Clarity would be welcome, says Paulette Senior, president of the Canadian Women’s Foundation, and not just for courts still struggling with the “blurring of old-fashioned notions of what consent is.”
The foundation released a study in May showing Canadian’s understanding of consent has actually dropped in recent years. While a third of those surveyed in 2015 said they understood what it means to give consent, just 28 per cent surveyed in 2018 felt equally equipped.
“We’re now living in a time when, on a national level, Canadians are saying, ‘We don’t know enough and we want to know more,’” Senior says.
Having these conversations before the Supreme Court matters, says Constance Backhouse, a law professor at the University of Ottawa.

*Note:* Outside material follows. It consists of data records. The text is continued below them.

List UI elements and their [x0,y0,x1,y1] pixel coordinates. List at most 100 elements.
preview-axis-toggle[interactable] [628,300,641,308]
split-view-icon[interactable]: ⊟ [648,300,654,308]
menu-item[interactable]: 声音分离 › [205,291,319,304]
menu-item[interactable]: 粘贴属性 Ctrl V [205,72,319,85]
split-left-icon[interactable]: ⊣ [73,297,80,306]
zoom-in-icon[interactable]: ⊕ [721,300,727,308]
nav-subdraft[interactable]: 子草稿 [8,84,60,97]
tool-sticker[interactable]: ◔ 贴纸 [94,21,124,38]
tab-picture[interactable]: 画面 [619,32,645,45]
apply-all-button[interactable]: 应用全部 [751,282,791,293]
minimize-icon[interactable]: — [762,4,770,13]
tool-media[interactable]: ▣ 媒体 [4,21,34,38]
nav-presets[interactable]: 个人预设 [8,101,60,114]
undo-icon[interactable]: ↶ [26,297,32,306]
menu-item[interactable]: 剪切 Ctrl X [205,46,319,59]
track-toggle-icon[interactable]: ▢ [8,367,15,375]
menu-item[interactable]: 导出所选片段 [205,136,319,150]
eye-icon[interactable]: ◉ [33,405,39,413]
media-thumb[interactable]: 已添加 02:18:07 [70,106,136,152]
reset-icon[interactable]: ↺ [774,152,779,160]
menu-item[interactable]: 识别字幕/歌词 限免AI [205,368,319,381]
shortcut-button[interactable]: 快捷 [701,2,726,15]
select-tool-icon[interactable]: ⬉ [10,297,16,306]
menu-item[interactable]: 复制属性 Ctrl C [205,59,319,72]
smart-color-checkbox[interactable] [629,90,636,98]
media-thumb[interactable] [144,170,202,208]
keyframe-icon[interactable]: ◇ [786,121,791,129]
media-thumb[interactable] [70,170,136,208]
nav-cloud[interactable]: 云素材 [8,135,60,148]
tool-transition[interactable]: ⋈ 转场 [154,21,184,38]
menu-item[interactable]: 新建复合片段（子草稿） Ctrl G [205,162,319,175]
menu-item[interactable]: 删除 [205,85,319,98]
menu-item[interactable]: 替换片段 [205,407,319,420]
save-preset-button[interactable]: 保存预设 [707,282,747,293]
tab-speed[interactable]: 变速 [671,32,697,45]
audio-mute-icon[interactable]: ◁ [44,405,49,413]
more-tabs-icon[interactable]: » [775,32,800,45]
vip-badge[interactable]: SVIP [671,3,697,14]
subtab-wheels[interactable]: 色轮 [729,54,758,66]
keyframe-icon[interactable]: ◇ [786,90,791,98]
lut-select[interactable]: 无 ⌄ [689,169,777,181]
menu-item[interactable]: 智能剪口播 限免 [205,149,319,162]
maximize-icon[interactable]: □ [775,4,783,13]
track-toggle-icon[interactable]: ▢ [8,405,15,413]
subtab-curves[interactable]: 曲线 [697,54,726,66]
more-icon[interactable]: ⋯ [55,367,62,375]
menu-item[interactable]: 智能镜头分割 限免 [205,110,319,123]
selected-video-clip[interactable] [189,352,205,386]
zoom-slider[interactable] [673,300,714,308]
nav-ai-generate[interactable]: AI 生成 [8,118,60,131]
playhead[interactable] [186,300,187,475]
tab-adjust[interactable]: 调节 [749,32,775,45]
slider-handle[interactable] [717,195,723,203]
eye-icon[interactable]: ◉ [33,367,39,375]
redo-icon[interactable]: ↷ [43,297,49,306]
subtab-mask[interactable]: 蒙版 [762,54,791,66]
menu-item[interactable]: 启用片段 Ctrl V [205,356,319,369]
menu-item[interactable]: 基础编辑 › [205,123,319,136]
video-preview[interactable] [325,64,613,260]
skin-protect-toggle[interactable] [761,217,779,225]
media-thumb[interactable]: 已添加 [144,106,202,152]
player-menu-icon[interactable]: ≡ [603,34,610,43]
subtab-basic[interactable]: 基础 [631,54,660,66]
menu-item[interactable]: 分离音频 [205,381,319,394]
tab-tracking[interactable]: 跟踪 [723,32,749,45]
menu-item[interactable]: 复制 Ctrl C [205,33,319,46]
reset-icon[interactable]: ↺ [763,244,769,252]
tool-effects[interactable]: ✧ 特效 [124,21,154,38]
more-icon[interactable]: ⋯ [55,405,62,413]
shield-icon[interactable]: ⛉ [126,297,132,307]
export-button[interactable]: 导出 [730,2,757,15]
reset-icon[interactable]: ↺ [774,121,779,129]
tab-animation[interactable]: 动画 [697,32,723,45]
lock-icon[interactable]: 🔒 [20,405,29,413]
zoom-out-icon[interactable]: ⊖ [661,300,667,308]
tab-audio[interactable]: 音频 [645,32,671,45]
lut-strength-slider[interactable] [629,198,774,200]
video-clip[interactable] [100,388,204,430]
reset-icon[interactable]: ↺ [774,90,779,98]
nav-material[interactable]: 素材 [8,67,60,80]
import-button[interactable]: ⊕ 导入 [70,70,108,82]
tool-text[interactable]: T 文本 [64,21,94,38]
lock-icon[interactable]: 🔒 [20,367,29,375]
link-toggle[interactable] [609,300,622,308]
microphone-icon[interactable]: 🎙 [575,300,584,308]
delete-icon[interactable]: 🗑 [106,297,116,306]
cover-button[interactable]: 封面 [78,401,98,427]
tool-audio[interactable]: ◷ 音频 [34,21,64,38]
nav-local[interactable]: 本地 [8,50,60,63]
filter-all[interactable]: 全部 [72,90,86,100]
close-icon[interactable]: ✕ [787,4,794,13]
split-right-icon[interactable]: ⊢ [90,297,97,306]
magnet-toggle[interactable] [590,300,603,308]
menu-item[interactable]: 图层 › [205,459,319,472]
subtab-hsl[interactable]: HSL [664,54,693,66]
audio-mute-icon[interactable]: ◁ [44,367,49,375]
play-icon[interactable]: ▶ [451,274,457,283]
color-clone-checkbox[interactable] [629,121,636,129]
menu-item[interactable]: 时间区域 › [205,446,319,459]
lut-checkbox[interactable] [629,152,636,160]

“The Supreme Court is sitting on a foundation of previous decisions and laws that, I think, were heavily laced with bizarre notions about women and sexuality and consent,” she says.
For decades, Backhouse says, it’s been one struggle then another. Advocates have fought widespread misconceptions about sexual assault in a bid to change the laws and, even after changing them, have had to fight to make sure that they’re been interpreted well by the courts.
“The majority of opinion is that the criminal justice system is not working well on sexual assault. We need to think about that. Why is that?”